Antecipar, e não apenas pedir, o feedback do cliente
O incremento do digital também significa que as empresas terão mais dados dinâmicos na ponta de seus dedos. Este é o momento de investir em dados, tecnologia e sistemas necessários para criar experiências excepcionais em um ambiente de rápida mudança. Esse investimento deve ter como objetivo antecipar e prever o valor para o cliente, assim como o seu sentimento. Normalmente, essa antecipação significa ser mais proativo e responder em tempo real, exigindo que as empresas dominem dados e ferramentas de analytics que possam extrair insights rapidamente sobre a experiência do cliente e superar a natureza imediatista e reativa das pesquisas.
Uma companhia aérea, por exemplo, desenvolveu um sistema baseado em dados usando machine learning para prever e reagir à satisfação do cliente e à performance de receita. O insight preditivo do sistema possibilita uma variedade de casos de uso, de mensuração de performance quase que em tempo real a planejamento estratégico, passando por estratégias proativas de interação, como programas de personalização e “surpreenda e encante”. Uma aplicação inicial permitiu à equipe responder a atrasos e cancelamentos com mais eficácia. Ao agir com base em sentimentos e resultados previstos do cliente, a companhia conseguiu focar melhor seus esforços naqueles com maior risco de cancelamento, aumentou em 800% o índice de satisfação e diminuiu em quase 60% a intenção de cancelamento.
Os investimentos nesses tipos de sistemas abrangentes, preditivos e baseados em dados permitem às organizações obter insights e responder mais rapidamente às necessidades do consumidor em tempos de crise. As empresas que capturam os dados de todos os clientes, e não apenas os dos participantes das pesquisas, têm uma visão mais precisa das suas necessidades e expectativas. Com essas informações, elas podem fazer intervenções mais efetivas para manter e conquistar a confiança do cliente, aumentar seu ciclo de vida e reduzir o custo de atendimento.

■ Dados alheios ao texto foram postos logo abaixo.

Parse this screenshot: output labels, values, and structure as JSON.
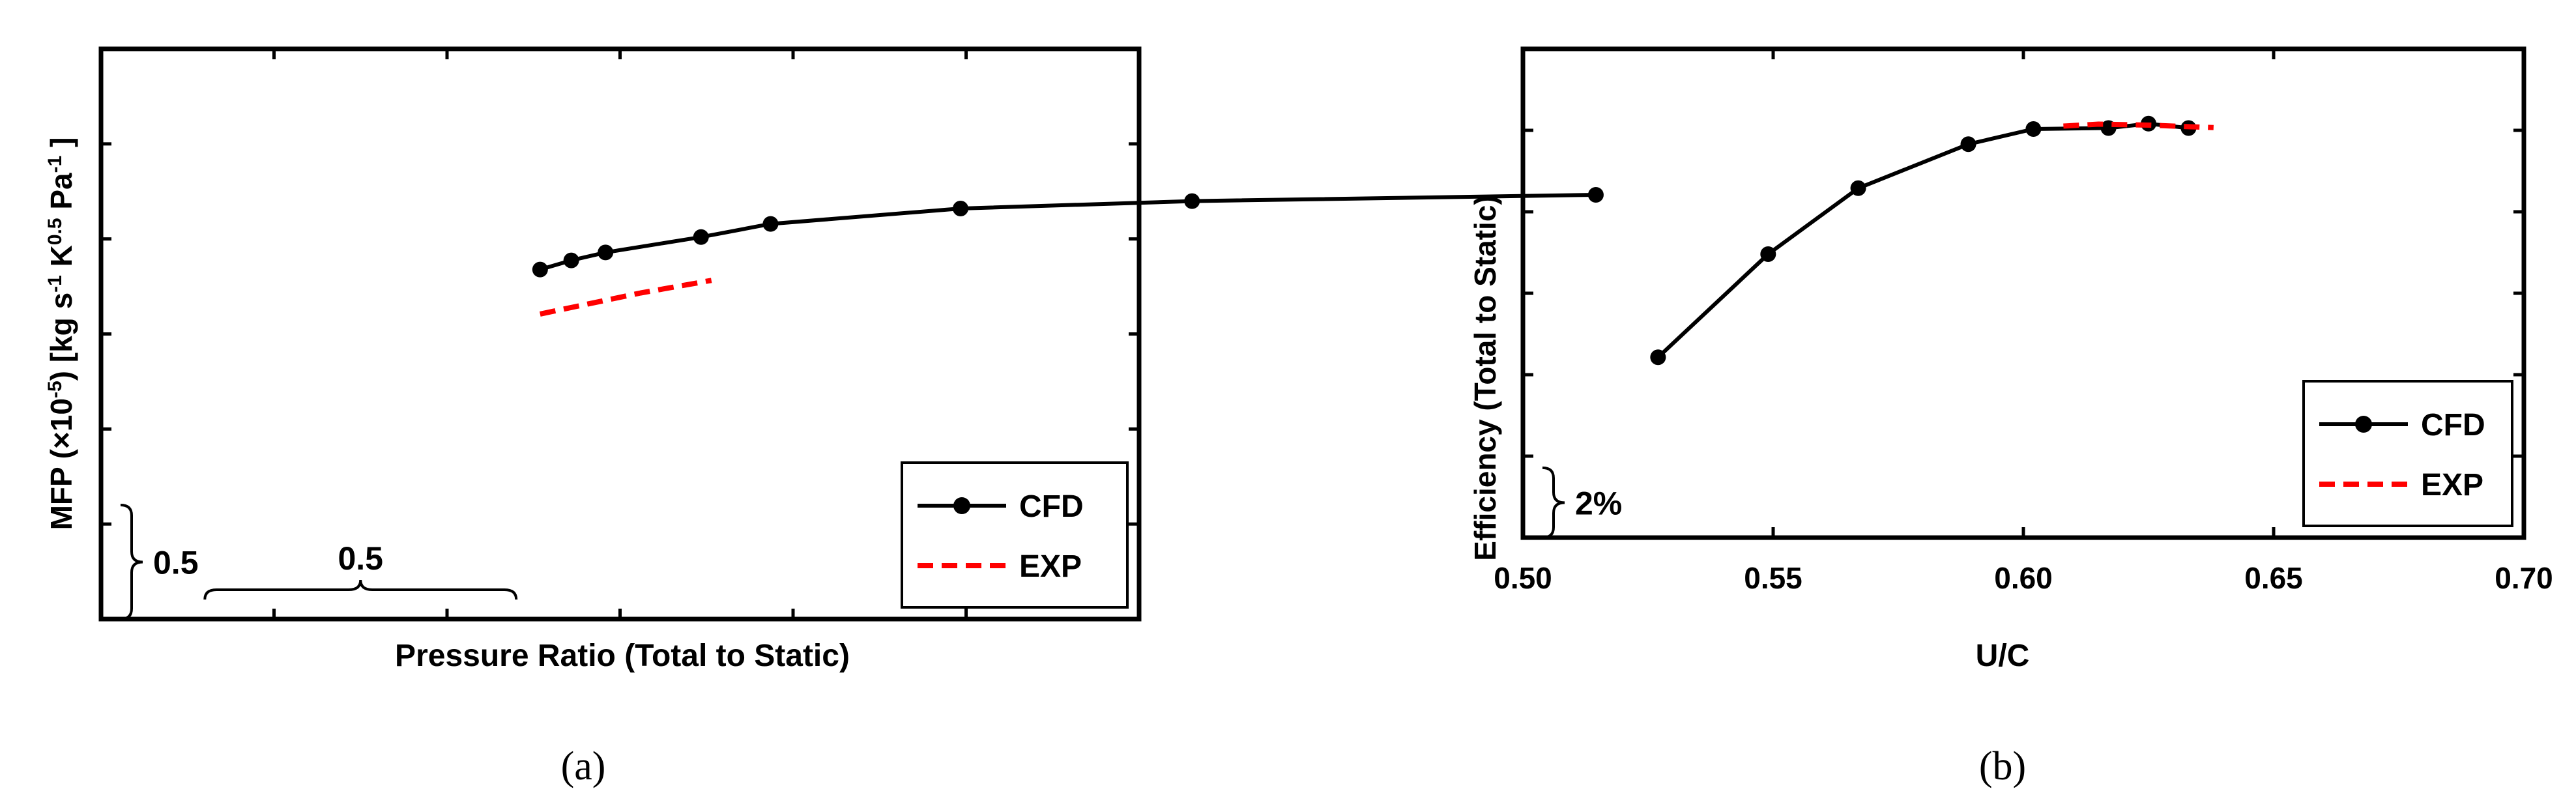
{
  "chart_data": [
    {
      "type": "line",
      "panel_label": "(a)",
      "xlabel": "Pressure Ratio (Total to Static)",
      "ylabel_parts": [
        "MFP (×10",
        "-5",
        ") [kg s",
        "-1",
        " K",
        "0.5",
        " Pa",
        "-1",
        " ]"
      ],
      "x_scale_bracket": "0.5",
      "y_scale_bracket": "0.5",
      "y_scale_bracket_fraction": 0.2,
      "x_scale_bracket_fraction": 0.3,
      "x_range_fraction": [
        0,
        1
      ],
      "y_range_fraction": [
        0,
        1
      ],
      "x_tick_count": 6,
      "y_tick_count": 6,
      "legend": {
        "placement": "bottom-right",
        "entries": [
          "CFD",
          "EXP"
        ]
      },
      "series": [
        {
          "name": "CFD",
          "style": "solid-markers",
          "color": "#000000",
          "x": [
            0.423,
            0.453,
            0.486,
            0.578,
            0.645,
            0.828,
            1.051,
            1.44
          ],
          "y": [
            0.613,
            0.629,
            0.643,
            0.67,
            0.693,
            0.72,
            0.733,
            0.744
          ]
        },
        {
          "name": "EXP",
          "style": "dashed",
          "color": "#ff0000",
          "x": [
            0.423,
            0.52,
            0.588
          ],
          "y": [
            0.535,
            0.572,
            0.594
          ]
        }
      ]
    },
    {
      "type": "line",
      "panel_label": "(b)",
      "xlabel": "U/C",
      "ylabel": "Efficiency (Total to Static)",
      "y_scale_bracket": "2%",
      "y_scale_bracket_fraction": 0.1429,
      "xlim": [
        0.5,
        0.7
      ],
      "x_ticks": [
        "0.50",
        "0.55",
        "0.60",
        "0.65",
        "0.70"
      ],
      "x_tick_values": [
        0.5,
        0.55,
        0.6,
        0.65,
        0.7
      ],
      "y_range_fraction": [
        0,
        1
      ],
      "y_tick_count": 6,
      "legend": {
        "placement": "bottom-right",
        "entries": [
          "CFD",
          "EXP"
        ]
      },
      "series": [
        {
          "name": "CFD",
          "style": "solid-markers",
          "color": "#000000",
          "x": [
            0.527,
            0.549,
            0.567,
            0.589,
            0.602,
            0.617,
            0.625,
            0.633
          ],
          "y": [
            0.369,
            0.58,
            0.715,
            0.805,
            0.836,
            0.838,
            0.847,
            0.838
          ]
        },
        {
          "name": "EXP",
          "style": "dashed",
          "color": "#ff0000",
          "x": [
            0.608,
            0.615,
            0.625,
            0.638
          ],
          "y": [
            0.842,
            0.846,
            0.844,
            0.839
          ]
        }
      ]
    }
  ]
}
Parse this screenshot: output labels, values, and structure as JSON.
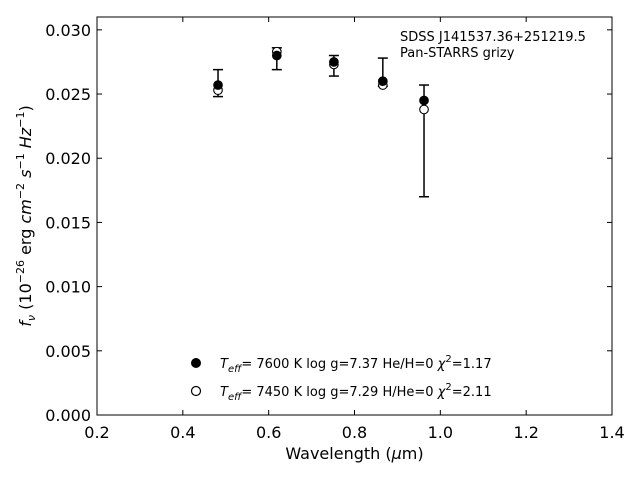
{
  "chart_data": {
    "type": "scatter",
    "xlabel": "Wavelength (μm)",
    "ylabel": "f_ν (10^-26 erg cm^-2 s^-1 Hz^-1)",
    "xlim": [
      0.2,
      1.4
    ],
    "ylim": [
      0.0,
      0.031
    ],
    "x_ticks": [
      "0.2",
      "0.4",
      "0.6",
      "0.8",
      "1.0",
      "1.2",
      "1.4"
    ],
    "y_ticks": [
      "0.000",
      "0.005",
      "0.010",
      "0.015",
      "0.020",
      "0.025",
      "0.030"
    ],
    "grid": false,
    "annotation": {
      "line1": "SDSS J141537.36+251219.5",
      "line2": "Pan-STARRS grizy"
    },
    "observed": {
      "x": [
        0.482,
        0.619,
        0.752,
        0.866,
        0.962
      ],
      "y_low": [
        0.0248,
        0.0269,
        0.0264,
        0.0256,
        0.017
      ],
      "y_high": [
        0.0269,
        0.0286,
        0.028,
        0.0278,
        0.0257
      ]
    },
    "series": [
      {
        "marker": "filled",
        "x": [
          0.482,
          0.619,
          0.752,
          0.866,
          0.962
        ],
        "values": [
          0.0257,
          0.028,
          0.0275,
          0.026,
          0.0245
        ],
        "legend_label": "T_eff=  7600 K  log g=7.37  He/H=0  χ²=1.17"
      },
      {
        "marker": "open",
        "x": [
          0.482,
          0.619,
          0.752,
          0.866,
          0.962
        ],
        "values": [
          0.0253,
          0.0283,
          0.0273,
          0.0257,
          0.0238
        ],
        "legend_label": "T_eff=  7450 K  log g=7.29  H/He=0  χ²=2.11"
      }
    ],
    "legend": {
      "placement": "lower-center",
      "entries": [
        {
          "teff": "7600 K",
          "logg": "log g=7.37",
          "comp": "He/H=0",
          "chi2": "=1.17"
        },
        {
          "teff": "7450 K",
          "logg": "log g=7.29",
          "comp": "H/He=0",
          "chi2": "=2.11"
        }
      ]
    },
    "colors": {
      "marker": "#000000",
      "background": "#ffffff"
    }
  }
}
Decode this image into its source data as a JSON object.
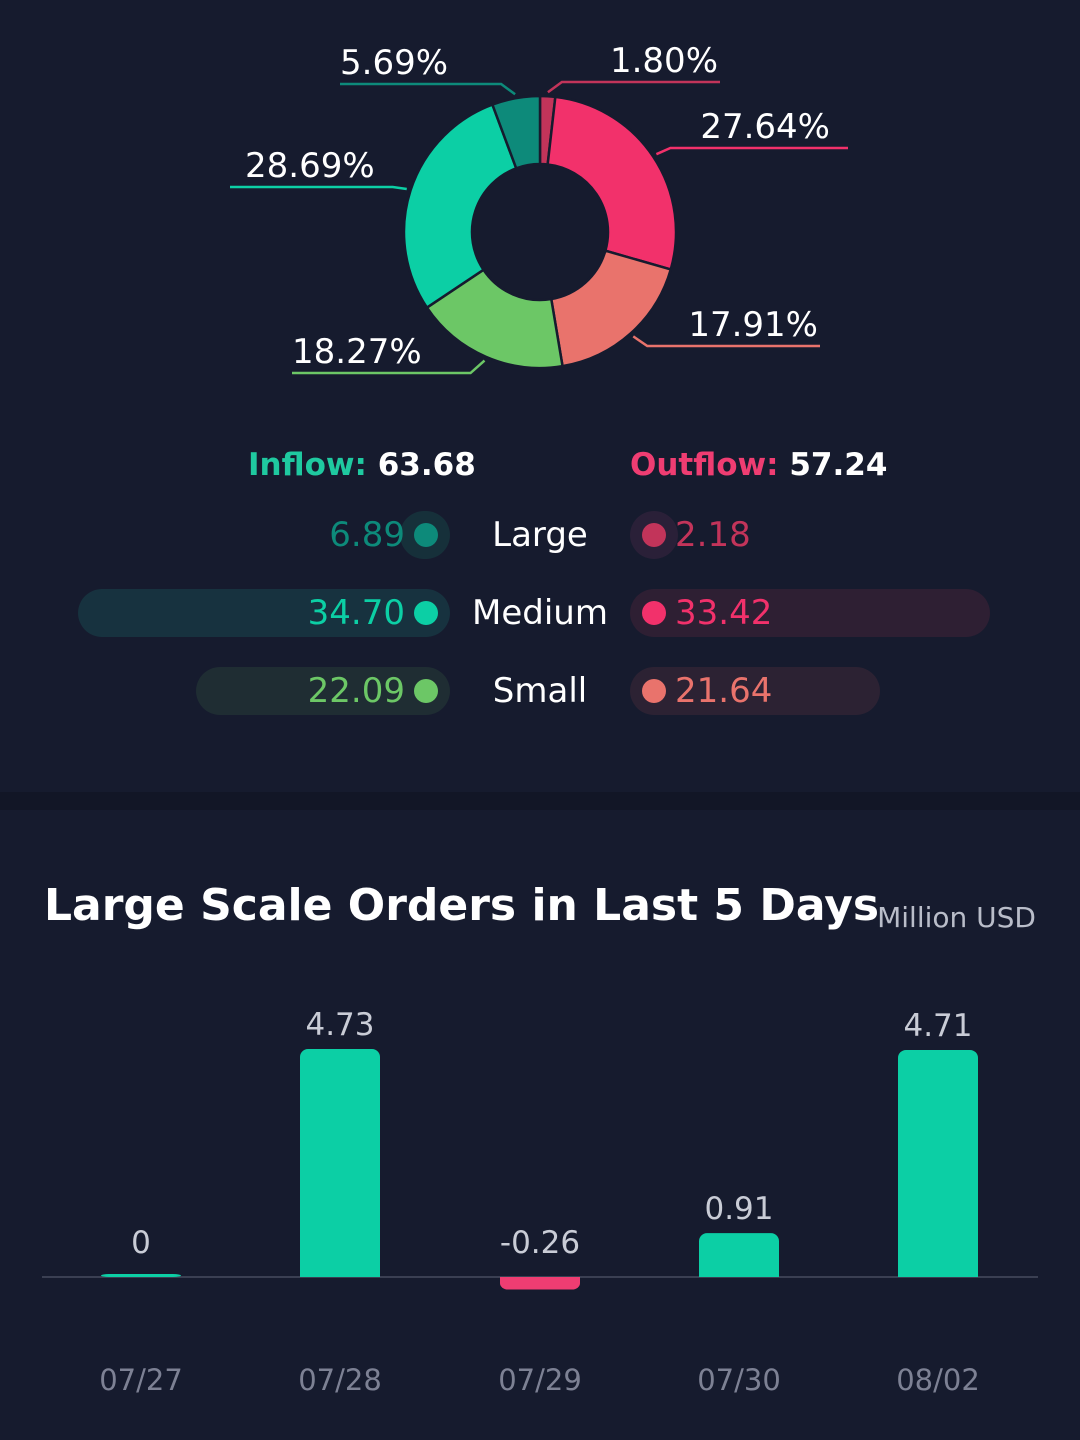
{
  "colors": {
    "inflow": "#1fc9a0",
    "outflow": "#ef3d72",
    "large_in": "#0d8a7a",
    "medium_in": "#0ccfa5",
    "small_in": "#6cc766",
    "large_out": "#c2345a",
    "medium_out": "#f2316b",
    "small_out": "#e9736c"
  },
  "donut": {
    "slices": [
      {
        "label": "1.80%",
        "value": 1.8,
        "color": "#c2345a"
      },
      {
        "label": "27.64%",
        "value": 27.64,
        "color": "#f2316b"
      },
      {
        "label": "17.91%",
        "value": 17.91,
        "color": "#e9736c"
      },
      {
        "label": "18.27%",
        "value": 18.27,
        "color": "#6cc766"
      },
      {
        "label": "28.69%",
        "value": 28.69,
        "color": "#0ccfa5"
      },
      {
        "label": "5.69%",
        "value": 5.69,
        "color": "#0d8a7a"
      }
    ]
  },
  "summary": {
    "inflow_label": "Inflow:",
    "inflow_value": "63.68",
    "outflow_label": "Outflow:",
    "outflow_value": "57.24"
  },
  "rows": [
    {
      "label": "Large",
      "inflow": "6.89",
      "outflow": "2.18",
      "inflow_num": 6.89,
      "outflow_num": 2.18
    },
    {
      "label": "Medium",
      "inflow": "34.70",
      "outflow": "33.42",
      "inflow_num": 34.7,
      "outflow_num": 33.42
    },
    {
      "label": "Small",
      "inflow": "22.09",
      "outflow": "21.64",
      "inflow_num": 22.09,
      "outflow_num": 21.64
    }
  ],
  "bar_section": {
    "title": "Large Scale Orders in Last 5 Days",
    "unit": "Million USD"
  },
  "chart_data": [
    {
      "type": "pie",
      "categories": [
        "Large Outflow",
        "Medium Outflow",
        "Small Outflow",
        "Small Inflow",
        "Medium Inflow",
        "Large Inflow"
      ],
      "values": [
        1.8,
        27.64,
        17.91,
        18.27,
        28.69,
        5.69
      ],
      "labels": [
        "1.80%",
        "27.64%",
        "17.91%",
        "18.27%",
        "28.69%",
        "5.69%"
      ]
    },
    {
      "type": "bar",
      "title": "Large Scale Orders in Last 5 Days",
      "ylabel": "Million USD",
      "categories": [
        "07/27",
        "07/28",
        "07/29",
        "07/30",
        "08/02"
      ],
      "values": [
        0,
        4.73,
        -0.26,
        0.91,
        4.71
      ],
      "labels": [
        "0",
        "4.73",
        "-0.26",
        "0.91",
        "4.71"
      ]
    }
  ]
}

O novo normal será tudo, menos estático. O cenário de experiência do cliente está evoluindo a cada semana, de forma que as empresas não podem se acomodar, esquecer essa evolução e ainda esperar se destacar. Em vez disso, os executivos devem monitorar consistentemente as tendências de seus negócios—o que está em crescimento, estagnado e em declínio—em relação às estratégias atuais para identificar novas oportunidades nos quadrantes de aceleradores rápidos e potencial de ficar. Para responder rapidamente a um ambiente em constante mudança, as empresas precisarão de uma base ampla de funcionários que saibam estabelecer empatia com o cliente, aplicar insights sobre esse cliente e redesenhar a experiência por meio da excelência digital e da interação sem contato físico. Mais do que nunca, é o momento de as organizações investirem na construção dessas capacidades e aproveitarem todas as ferramentas de treinamento digital hoje disponíveis.
As empresas que avaliarem seu portfólio digital, mapearem as principais interações na cadeia de valor e focarem nos principais problemas de experiência do cliente estarão bem posicionadas para agradar seu cliente, independentemente de como as expectativas e preferências evoluírem.